Proven Anne, Gabriel Sherine E, Orces Carlos, O'Fallon W Michael, Hunder Gene G
Mayo Clinic and Mayo Foundation, Rochester, Minnesota 55905, USA.
Arthritis Rheum. 2003 Oct 15;49(5):703-8. doi: 10.1002/art.11388.
To evaluate the course of glucocorticoid (GC) therapy and associated adverse events in a population-based cohort of patients with giant cell arteritis (GCA).
We identified 125 Olmsted County residents with GCA diagnosed between 1950 and 1991 and obtained followup information on the 120 patients who were diagnosed antemortem and agreed to participate in this study. Clinical variables, GC doses, and GC adverse events on each patient were recorded. The relationship between GC therapy and the development of adverse events was studied by the Cox and Anderson-Gill proportional hazards models.
All patients were treated with GCs and responded rapidly (median initial dosage 60 mg prednisone/day). The dosage was later reduced according to the treating physicians' judgment. The median duration required to reach 7.5 mg/day was 6.5 months and the median duration required to reach 5 mg/day was 7.5 months. Relapses or recurrences occurred in 57 patients. For the 87 patients followed to discontinuation of GC therapy and permanent remission of GCA (median of 22 months), the total median dose of prednisone was 6.47 gm. Adverse events associated with GCs were recorded in 103 (86%) patients and 2 or more events occurred in 70 patients (58%). Age and higher cumulative dose of GCs were associated with the development of adverse GC side effects.

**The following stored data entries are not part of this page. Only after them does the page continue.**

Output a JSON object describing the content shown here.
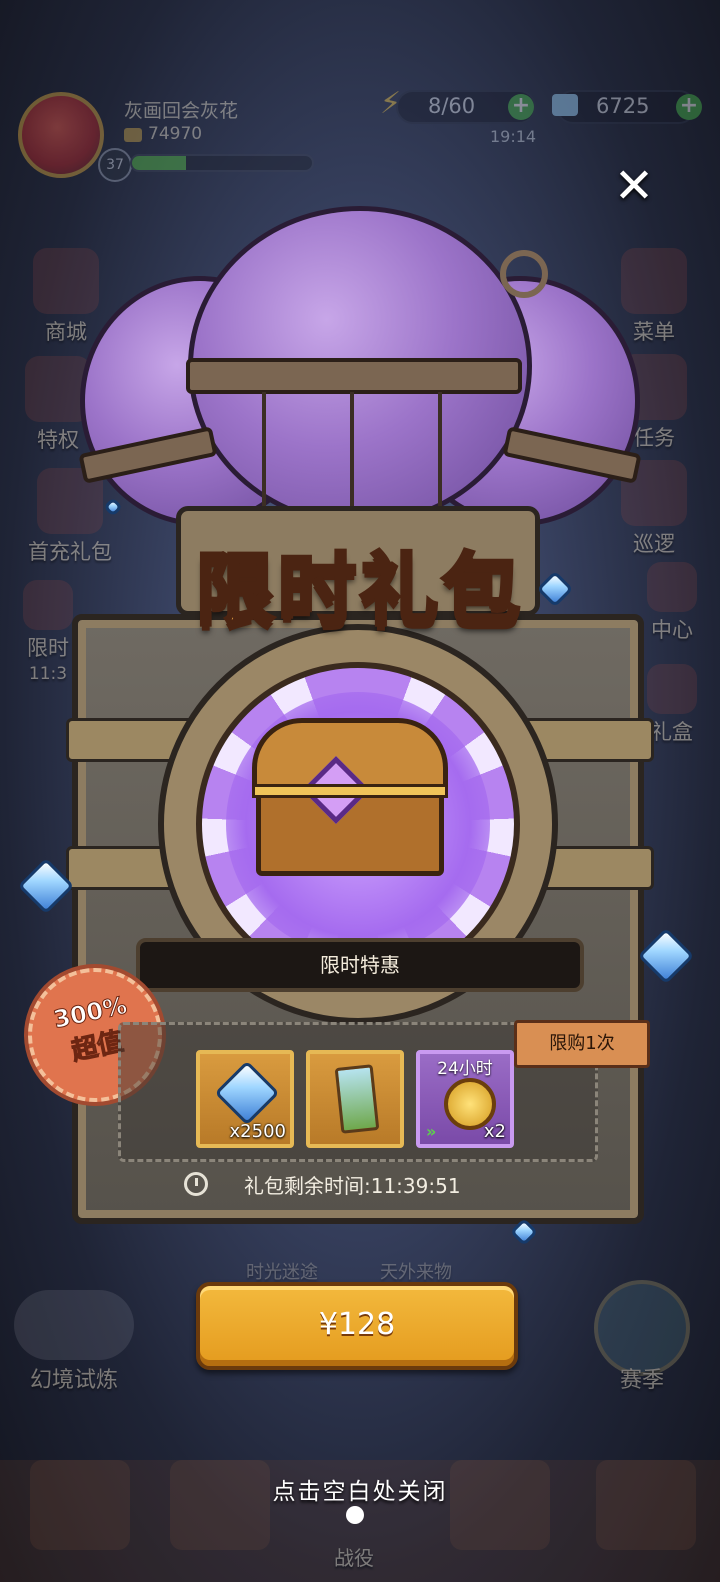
{
  "hud": {
    "player_name": "灰画回会灰花",
    "player_score": "74970",
    "level": "37",
    "xp_progress": 0.3,
    "energy": "8/60",
    "energy_timer": "19:14",
    "gems": "6725"
  },
  "side_menu_left": [
    {
      "label": "商城",
      "icon": "shop-icon"
    },
    {
      "label": "特权",
      "icon": "privilege-icon"
    },
    {
      "label": "首充礼包",
      "icon": "first-recharge-icon"
    },
    {
      "label": "限时",
      "icon": "limited-icon",
      "sub": "11:3"
    }
  ],
  "side_menu_right": [
    {
      "label": "菜单",
      "icon": "menu-icon"
    },
    {
      "label": "任务",
      "icon": "task-icon"
    },
    {
      "label": "巡逻",
      "icon": "patrol-icon"
    },
    {
      "label": "中心",
      "icon": "center-icon"
    },
    {
      "label": "礼盒",
      "icon": "giftbox-icon"
    }
  ],
  "popup": {
    "title": "限时礼包",
    "banner": "限时特惠",
    "value_badge": {
      "line1": "300%",
      "line2": "超值"
    },
    "limit_tag": "限购1次",
    "items": [
      {
        "icon": "diamond-icon",
        "qty": "x2500",
        "tag": ""
      },
      {
        "icon": "card-icon",
        "qty": "",
        "tag": ""
      },
      {
        "icon": "coin-icon",
        "qty": "x2",
        "tag": "24小时"
      }
    ],
    "remaining_label": "礼包剩余时间:11:39:51",
    "price_button": "¥128",
    "close_hint": "点击空白处关闭"
  },
  "bottom": {
    "left_label": "幻境试炼",
    "right_label": "赛季",
    "center_label": "战役",
    "faded_left": "时光迷途",
    "faded_right": "天外来物"
  },
  "colors": {
    "title": "#fbb14a",
    "button": "#f3b93d",
    "badge": "#e0744e",
    "porthole_purple": "#b783f0"
  }
}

GCs are therapeutically effective in GCA and the prednisone dosage was reduced to physiologic levels in three-fourths of the patients within 1 year. However, most patients developed serious adverse side effects related to GCs, indicating that less toxic therapeutic measures are needed.
评估基于人群队列的巨细胞动脉炎(GCA)患者糖皮质激素(GC)治疗过程及相关不良事件。
我们确定了1950年至1991年间在奥尔姆斯特德县诊断为GCA的125名居民,并获取了120名生前诊断且同意参与本研究患者的随访信息。记录了每位患者的临床变量、GC剂量和GC不良事件。通过Cox和Anderson - Gill比例风险模型研究GC治疗与不良事件发生之间的关系。
所有患者均接受GC治疗且反应迅速(泼尼松初始剂量中位数为60mg/天)。随后根据治疗医生的判断减少剂量。达到7.5mg/天所需的中位时间为6.5个月,达到5mg/天所需的中位时间为7.5个月。57名患者出现复发。对于87名随访至GC治疗停药且GCA永久缓解的患者(中位时间为22个月),泼尼松的总中位剂量为6.47克。103名(86%)患者记录了与GC相关的不良事件,70名患者(58%)发生了2种或更多不良事件。年龄和GC累积剂量较高与GC不良反应的发生相关。
GC对GCA治疗有效,四分之三的患者在1年内泼尼松剂量降至生理水平。然而,大多数患者出现了与GC相关的严重不良副作用,表明需要毒性较小的治疗措施。